Asha turned his miserable gaze to her and laughed. “I’ll never tell you where Lyss hid your pearl comb, but rest assured, you never had a chance of being courted by me. I find you repulsive.” He turned his head away from her fury and tensed in wait for a rebuttal, anything, but the barest shake of Rath’s chest hid a gentle chuckle. His breath, scented of cloves, tickled Asha’s nose.
“We ride!” Rath raised a hand and wrapped his arms around Asha’s chest before taking the reins.
Asha didn’t know what he expected, but it wasn’t the sudden exhilarating rush, the pull of the earth’s magnetism to his stomach, or the sharp wind that whipped his hair about. Heckle’s forearms, winged and powerful, clawed air beneaththem, working to gain height. With a soft gasp of wonder, Asha’s lungs filled with thin air and the warmth at his back, solid and reassuring all the way down.
“Are you not afraid of heights?” Rath choked up on the reins and wrapped his other arm more securely to Asha’s waist.

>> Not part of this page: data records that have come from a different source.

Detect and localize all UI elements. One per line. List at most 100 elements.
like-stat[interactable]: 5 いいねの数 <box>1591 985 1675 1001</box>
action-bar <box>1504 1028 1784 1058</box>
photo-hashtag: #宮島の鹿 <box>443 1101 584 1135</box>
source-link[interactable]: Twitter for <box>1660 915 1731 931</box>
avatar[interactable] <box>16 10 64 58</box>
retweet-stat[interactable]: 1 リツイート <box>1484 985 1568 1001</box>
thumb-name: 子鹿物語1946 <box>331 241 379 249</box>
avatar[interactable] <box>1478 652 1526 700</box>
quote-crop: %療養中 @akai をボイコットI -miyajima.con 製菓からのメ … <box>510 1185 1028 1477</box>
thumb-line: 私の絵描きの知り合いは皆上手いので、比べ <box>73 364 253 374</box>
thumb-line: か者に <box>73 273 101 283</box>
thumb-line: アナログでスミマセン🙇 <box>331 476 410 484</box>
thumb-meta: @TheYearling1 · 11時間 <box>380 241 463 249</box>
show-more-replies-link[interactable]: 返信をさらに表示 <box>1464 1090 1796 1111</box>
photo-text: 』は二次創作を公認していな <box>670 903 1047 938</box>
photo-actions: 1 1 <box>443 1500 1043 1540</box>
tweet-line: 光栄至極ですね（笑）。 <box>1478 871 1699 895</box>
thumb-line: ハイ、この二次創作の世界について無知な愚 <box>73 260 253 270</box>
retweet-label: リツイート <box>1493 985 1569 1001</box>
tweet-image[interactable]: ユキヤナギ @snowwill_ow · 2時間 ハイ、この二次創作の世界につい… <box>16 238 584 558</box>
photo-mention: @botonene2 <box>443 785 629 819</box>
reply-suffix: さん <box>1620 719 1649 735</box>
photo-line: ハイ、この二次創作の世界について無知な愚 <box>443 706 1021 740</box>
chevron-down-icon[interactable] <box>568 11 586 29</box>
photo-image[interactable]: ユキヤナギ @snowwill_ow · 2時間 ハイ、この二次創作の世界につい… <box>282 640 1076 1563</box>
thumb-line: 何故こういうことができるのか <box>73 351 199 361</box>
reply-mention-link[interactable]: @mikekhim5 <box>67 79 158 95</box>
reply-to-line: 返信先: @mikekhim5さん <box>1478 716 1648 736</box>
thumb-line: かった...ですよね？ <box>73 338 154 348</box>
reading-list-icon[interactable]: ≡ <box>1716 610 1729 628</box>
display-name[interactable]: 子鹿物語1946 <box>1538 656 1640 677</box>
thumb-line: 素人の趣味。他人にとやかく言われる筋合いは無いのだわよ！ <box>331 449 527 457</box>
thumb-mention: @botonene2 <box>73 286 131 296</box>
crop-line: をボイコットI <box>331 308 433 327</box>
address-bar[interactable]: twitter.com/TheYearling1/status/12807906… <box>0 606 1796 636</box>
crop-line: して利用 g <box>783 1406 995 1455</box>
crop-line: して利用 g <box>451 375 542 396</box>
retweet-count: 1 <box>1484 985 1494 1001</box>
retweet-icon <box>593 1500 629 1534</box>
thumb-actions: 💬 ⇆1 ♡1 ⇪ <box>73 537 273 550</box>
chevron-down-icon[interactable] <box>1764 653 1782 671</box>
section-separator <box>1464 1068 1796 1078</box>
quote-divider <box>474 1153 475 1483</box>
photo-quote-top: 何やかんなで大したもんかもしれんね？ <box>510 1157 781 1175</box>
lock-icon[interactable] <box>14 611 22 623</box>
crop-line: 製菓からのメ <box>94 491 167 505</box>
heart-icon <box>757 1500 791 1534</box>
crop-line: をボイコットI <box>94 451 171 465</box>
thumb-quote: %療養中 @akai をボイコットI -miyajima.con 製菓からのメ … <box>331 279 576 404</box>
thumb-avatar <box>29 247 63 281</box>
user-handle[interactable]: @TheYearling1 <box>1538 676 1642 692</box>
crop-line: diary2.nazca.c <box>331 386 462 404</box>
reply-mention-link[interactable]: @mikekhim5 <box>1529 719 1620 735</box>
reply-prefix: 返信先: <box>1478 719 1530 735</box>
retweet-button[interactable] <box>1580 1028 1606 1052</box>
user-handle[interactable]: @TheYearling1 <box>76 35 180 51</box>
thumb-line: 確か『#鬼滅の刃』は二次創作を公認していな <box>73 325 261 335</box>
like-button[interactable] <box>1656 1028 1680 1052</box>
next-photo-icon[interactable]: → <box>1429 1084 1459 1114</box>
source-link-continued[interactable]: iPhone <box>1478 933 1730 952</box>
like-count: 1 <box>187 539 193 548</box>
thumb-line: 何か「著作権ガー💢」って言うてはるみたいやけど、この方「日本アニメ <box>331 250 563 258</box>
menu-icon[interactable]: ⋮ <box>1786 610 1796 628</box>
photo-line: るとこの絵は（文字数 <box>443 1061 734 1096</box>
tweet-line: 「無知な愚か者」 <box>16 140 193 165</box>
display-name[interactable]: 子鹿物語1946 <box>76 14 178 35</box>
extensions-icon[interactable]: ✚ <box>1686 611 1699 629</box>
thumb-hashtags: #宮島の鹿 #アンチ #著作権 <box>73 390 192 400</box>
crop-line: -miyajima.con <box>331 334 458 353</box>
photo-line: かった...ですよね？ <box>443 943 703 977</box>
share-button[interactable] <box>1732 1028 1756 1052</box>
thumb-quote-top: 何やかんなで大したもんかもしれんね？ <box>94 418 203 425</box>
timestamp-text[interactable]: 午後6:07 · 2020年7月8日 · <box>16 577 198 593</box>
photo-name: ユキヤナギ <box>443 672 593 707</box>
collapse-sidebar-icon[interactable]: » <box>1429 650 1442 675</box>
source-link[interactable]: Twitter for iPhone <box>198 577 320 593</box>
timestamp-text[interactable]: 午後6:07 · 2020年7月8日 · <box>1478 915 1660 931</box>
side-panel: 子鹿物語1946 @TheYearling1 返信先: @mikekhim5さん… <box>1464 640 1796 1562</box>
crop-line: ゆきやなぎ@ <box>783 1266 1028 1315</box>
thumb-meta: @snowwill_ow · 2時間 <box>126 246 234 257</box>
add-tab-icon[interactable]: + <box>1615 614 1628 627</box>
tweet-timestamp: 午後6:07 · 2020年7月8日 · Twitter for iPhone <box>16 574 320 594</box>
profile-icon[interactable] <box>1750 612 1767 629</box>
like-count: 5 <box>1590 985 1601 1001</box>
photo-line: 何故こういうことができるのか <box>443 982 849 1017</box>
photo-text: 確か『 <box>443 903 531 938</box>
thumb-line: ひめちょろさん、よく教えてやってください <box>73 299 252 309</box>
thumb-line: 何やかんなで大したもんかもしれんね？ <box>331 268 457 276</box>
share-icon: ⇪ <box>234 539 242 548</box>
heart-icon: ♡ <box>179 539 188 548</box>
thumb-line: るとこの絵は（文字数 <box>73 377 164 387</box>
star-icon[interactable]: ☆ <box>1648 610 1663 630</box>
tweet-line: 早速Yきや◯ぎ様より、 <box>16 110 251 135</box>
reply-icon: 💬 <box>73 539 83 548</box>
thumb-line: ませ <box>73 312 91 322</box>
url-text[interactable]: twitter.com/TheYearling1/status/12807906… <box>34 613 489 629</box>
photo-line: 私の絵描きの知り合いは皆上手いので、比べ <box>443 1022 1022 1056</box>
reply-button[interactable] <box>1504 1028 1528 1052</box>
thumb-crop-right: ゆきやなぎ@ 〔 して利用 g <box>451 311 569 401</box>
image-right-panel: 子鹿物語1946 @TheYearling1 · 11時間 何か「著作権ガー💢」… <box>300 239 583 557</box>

“Never have been.” Filled with misery, Asha couldn’t bring himself to laugh, but his spirit wondered at the new sights. “As a boy, I’d climb to the mines and scale the cliffs to see the world. My nursemaid had to fight to keep me out of the belfry.”
“You were made for sky.” Rath moved against him, adjusting in his seat as he pushed into the stirrups and jerked the reins to level Heckle’s flight path out. The beast responded to Rath’s every whim, and when they leveled out and Rath seated, positioning Asha flush to him once more, a frightening hardness pressed into Asha’s back.
“Your Ma—” Asha paused. “Rath?”
“What is it, Ashen one?” Rath leaned in so as not to shout.
“Why me?”
“I’d ask you not to worry about it, to only enjoy yourself for now, but you’re a curious sort. Suffice it to say that we share a bond, you and me. Our minds spoke while you slept, recovering from the lashing and your ear…”
The words in Asha’s dreams, the soft-spoken warmth that comforted him…Rath.Distracted by Rath’s admission, Asha barely noticed him rearranging the reins to brush his stitched ear.
Asha focused on the cold air and the whipping wind, doing his best to not think of the dragon or his firm body or the maddening arousal he felt. Dragons were impetuous creatures, self-righteous and pitiable gods that wanted the world to suffer beneath them. They weren’t deities of lust or creatures of passion. They lived thousands of years and had the demeanorof those that thought themselves too good to interfere in the squabbles of peasants.